Mnadozie v. Genesis Healthcare Corp., No. 17-1272 (4th Cir. April 17, 2018) (unpublished): Voodoo is a “big thing” for a new manager who allegedly told one plaintiff that Africans were going to make her sick by using voodoo, who kept a “voodoo catcher” outside her office, and who performed a ritual at her office door. Also, she made derogatory comments about Africans, including “how she didn’t like the Africans and wanted them all out of the building.” The court reversed summary judgment on one plaintiff’s § 1981 discrimination claim (and directed the lower court to determine if the other two plaintiffs should be allowed to amend their complaints) since “race” under § 1981 is broader than the modern understanding: § 1981 prohibits discrimination based on ancestry or ethnic characteristics as well.

McMillan v. Cumberland County Board of Education, No. 16-2249 (4th Cir. April 3, 2018) (unpublished): Tenured teacher resigns in lieu of termination, then sues (§ 1983 14th Amendment due process, negligence, negligent and fraudulent misrepresentation, and tortious interference with contract). Unfortunately for her, 14th due process is not an onerous standard to meet and her own testimony shows Cumberland County provided her due process. Her state law claims fail because she couldn’t show the requisite level of malice or improper purpose or that she justifiably relied on defendants’ statements. 4th Circuit affirms the district court’s summary judgment ruling (and denial to amend the complaint a third time).
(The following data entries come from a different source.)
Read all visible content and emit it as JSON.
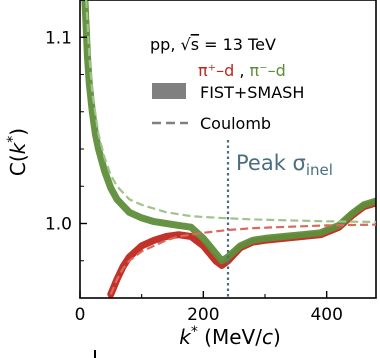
{
  "chart_data": {
    "type": "line",
    "xlabel": "k* (MeV/c)",
    "xlabel_parts": {
      "var": "k",
      "star": "*",
      "unit": " (MeV/",
      "unit_var": "c",
      "close": ")"
    },
    "ylabel": "C(k*)",
    "ylabel_parts": {
      "pre": "C(",
      "var": "k",
      "star": "*",
      "close": ")"
    },
    "xlim": [
      0,
      480
    ],
    "ylim": [
      0.96,
      1.12
    ],
    "x_ticks": [
      0,
      200,
      400
    ],
    "y_ticks": [
      1.0,
      1.1
    ],
    "x_tick_labels": [
      "0",
      "200",
      "400"
    ],
    "y_tick_labels": [
      "1.0",
      "1.1"
    ],
    "grid": false,
    "legend": {
      "placement": "top-right",
      "system": {
        "text": "pp, ",
        "sqrt_s": "s",
        "eq": " = 13 TeV"
      },
      "pair_plus": {
        "text": "π⁺–d",
        "color": "#c0271d"
      },
      "separator": " , ",
      "pair_minus": {
        "text": "π⁻–d",
        "color": "#5e8e3a"
      },
      "band_label": "FIST+SMASH",
      "line_label": "Coulomb"
    },
    "annotation": {
      "text": "Peak σ",
      "sub": "inel",
      "x": 240,
      "color": "#4a6e80"
    },
    "series": [
      {
        "name": "π⁺–d",
        "style": "band",
        "color": "#c0271d",
        "x": [
          50,
          60,
          70,
          80,
          100,
          120,
          140,
          160,
          180,
          200,
          210,
          220,
          230,
          240,
          260,
          280,
          300,
          330,
          360,
          390,
          420,
          440,
          460,
          480
        ],
        "y": [
          0.962,
          0.97,
          0.977,
          0.982,
          0.988,
          0.991,
          0.993,
          0.994,
          0.993,
          0.988,
          0.984,
          0.98,
          0.9775,
          0.98,
          0.987,
          0.99,
          0.991,
          0.992,
          0.993,
          0.994,
          0.998,
          1.004,
          1.009,
          1.011
        ]
      },
      {
        "name": "π⁻–d",
        "style": "band",
        "color": "#5e8e3a",
        "x": [
          8,
          10,
          12,
          15,
          20,
          25,
          30,
          40,
          50,
          60,
          80,
          100,
          120,
          140,
          160,
          180,
          200,
          210,
          220,
          230,
          240,
          260,
          280,
          300,
          330,
          360,
          390,
          420,
          440,
          460,
          480
        ],
        "y": [
          1.12,
          1.105,
          1.09,
          1.075,
          1.06,
          1.048,
          1.04,
          1.028,
          1.019,
          1.013,
          1.006,
          1.003,
          1.001,
          1.0,
          0.999,
          0.998,
          0.992,
          0.988,
          0.984,
          0.98,
          0.982,
          0.988,
          0.991,
          0.992,
          0.993,
          0.994,
          0.995,
          0.999,
          1.005,
          1.01,
          1.012
        ]
      },
      {
        "name": "Coulomb π⁺–d",
        "style": "dashed",
        "color": "#d96a5e",
        "x": [
          50,
          60,
          70,
          80,
          100,
          120,
          140,
          160,
          180,
          200,
          240,
          280,
          320,
          360,
          400,
          440,
          480
        ],
        "y": [
          0.962,
          0.97,
          0.976,
          0.98,
          0.985,
          0.988,
          0.991,
          0.993,
          0.994,
          0.995,
          0.9965,
          0.9975,
          0.998,
          0.9985,
          0.999,
          0.9992,
          0.9994
        ]
      },
      {
        "name": "Coulomb π⁻–d",
        "style": "dashed",
        "color": "#9fc38a",
        "x": [
          10,
          15,
          20,
          30,
          40,
          50,
          60,
          80,
          100,
          120,
          140,
          160,
          180,
          200,
          240,
          280,
          320,
          360,
          400,
          440,
          480
        ],
        "y": [
          1.12,
          1.09,
          1.07,
          1.048,
          1.035,
          1.026,
          1.02,
          1.013,
          1.01,
          1.008,
          1.006,
          1.005,
          1.004,
          1.0035,
          1.0028,
          1.0022,
          1.0018,
          1.0015,
          1.0012,
          1.001,
          1.0008
        ]
      }
    ]
  }
}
Smith v. Loudoun County Public Schools, No. 16-2435 (4th Cir. Mar. 1, 2018) (unpublished): Trial court properly granted summary judgment on Smith’s ADA retaliatory-termination and wrongful-discharge claims. Smith’s remaining claim of failure to provide reasonable accommodations results in a $310 jury verdict. (The legal analysis in this opinion is sparse—one paragraph—but if you’re looking for fact patterns, the recitation of facts is several pages.)
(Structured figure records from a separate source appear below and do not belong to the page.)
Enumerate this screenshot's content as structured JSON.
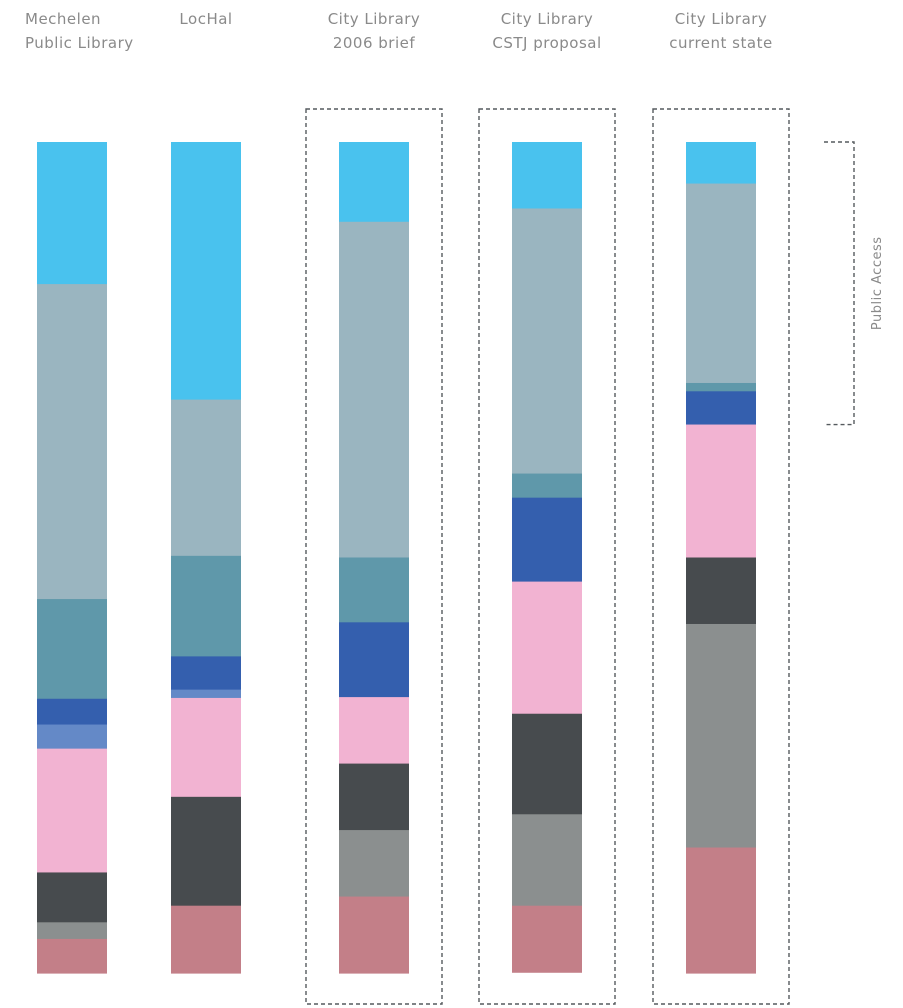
{
  "chart_data": {
    "type": "bar",
    "stacked": true,
    "normalized": true,
    "title": "",
    "xlabel": "",
    "ylabel": "",
    "grid": false,
    "legend": "none",
    "categories": [
      [
        "Mechelen",
        "Public Library"
      ],
      [
        "LocHal"
      ],
      [
        "City Library",
        "2006 brief"
      ],
      [
        "City Library",
        "CSTJ proposal"
      ],
      [
        "City Library",
        "current state"
      ]
    ],
    "highlighted_columns": [
      2,
      3,
      4
    ],
    "bracket": {
      "label": "Public Access",
      "column": 4,
      "from_segment": 0,
      "to_segment": 3
    },
    "series": [
      {
        "color": "#49C2EE",
        "values": [
          0.171,
          0.31,
          0.096,
          0.08,
          0.05
        ]
      },
      {
        "color": "#9AB5C0",
        "values": [
          0.379,
          0.188,
          0.404,
          0.319,
          0.24
        ]
      },
      {
        "color": "#5F98AA",
        "values": [
          0.12,
          0.121,
          0.078,
          0.029,
          0.01
        ]
      },
      {
        "color": "#345FAE",
        "values": [
          0.031,
          0.04,
          0.09,
          0.101,
          0.04
        ]
      },
      {
        "color": "#6489C7",
        "values": [
          0.029,
          0.01,
          0.0,
          0.0,
          0.0
        ]
      },
      {
        "color": "#F2B3D2",
        "values": [
          0.149,
          0.119,
          0.08,
          0.159,
          0.16
        ]
      },
      {
        "color": "#474B4E",
        "values": [
          0.06,
          0.131,
          0.08,
          0.121,
          0.08
        ]
      },
      {
        "color": "#8B8F8F",
        "values": [
          0.02,
          0.0,
          0.08,
          0.11,
          0.269
        ]
      },
      {
        "color": "#C37F88",
        "values": [
          0.041,
          0.081,
          0.092,
          0.08,
          0.151
        ]
      }
    ]
  }
}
Tully v. Wilmington, No. 348A16 (N.C. Mar. 2, 2018): NC Supreme Court upheld the court of appeals’ decision, which was previously discussed on this blog.

Swauger v. University of North Carolina at Charlotte, No. COA17-1303 (N.C. Ct. App. May 15, 2018): In what is becoming a common occurrence, yet another career state employee failed to follow the proper procedure in appealing an ALJ decision. Superior courts do not have subject matter jurisdiction of employment-related ALJ decisions; all such appeals must be filed with the court of appeals.
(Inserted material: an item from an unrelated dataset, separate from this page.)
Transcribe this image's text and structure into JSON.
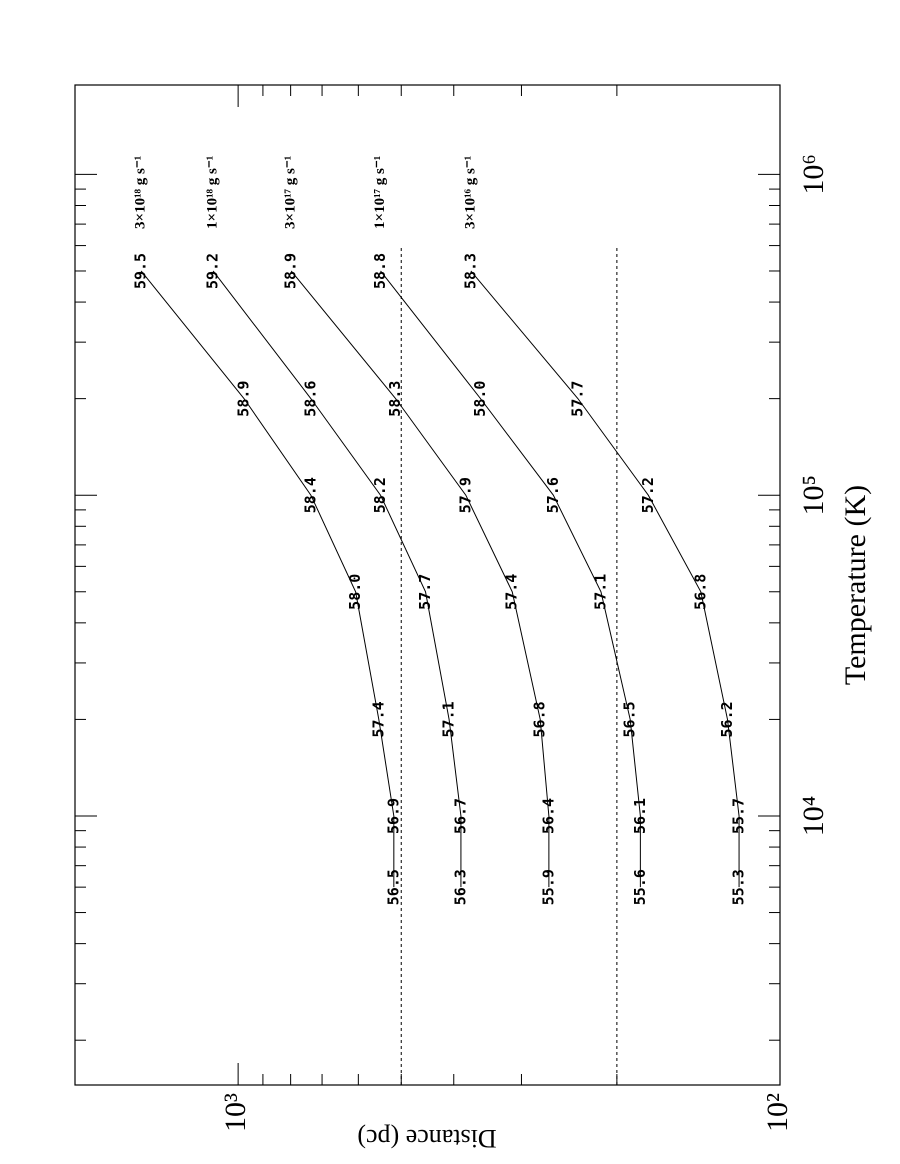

Lambert v. Sylva, No. COA17-84 (N.C. Ct. App. May 1, 2018): Police chief allegedly ridicules and fires plaintiff, a police officer, for running for sheriff as a Republican. Plaintiff appealed his termination to the town manager, who affirmed the termination and told plaintiff the decision was final. In his complaint, plaintiff raised claims under § 1983 based upon Constitutional rights to free speech and association. At the close of plaintiff’s evidence at a jury trial, judge issued directed verdict on all claims and specifically stated the § 1983 claims were dismissed since the defendant did not have a custom or policy that violated the law.[i] In reversing the trial court, the court of appeals stated that plaintiff’s § 1983 claim could succeed without identifying a policy since the claim was based on an allegedly unconstitutional firing by an official with final policy-making authority.

Peterson v. Caswell Developmental Ctr., No. COA17-1139 (N.C. Ct. App. April 3, 2018): Can a career state employee be suspended without pay for five days when she has been late to work twice in a roughly two-month period? Not if she has “eight years of positive employment history,” the state can’t show actual harm (as opposed to theoretical harm), and the defendant’s own policies don’t support the suspension.

Antico v. N.C. Dept. of Public Safety, No. COA17-1085 (N.C. Ct. App. April 3, 2018) (unpublished): Corrections officer with three prior disciplinary actions refuses a “reasonable, lawful” command to remain at the prison after his shift. The court of appeals has no problem upholding officer’s termination.

[i] The trial judge also dismissed based on qualified immunity, which was never pled or raised, and failure to join necessary parties, who were never identified. The court of appeals reversed these rulings as well.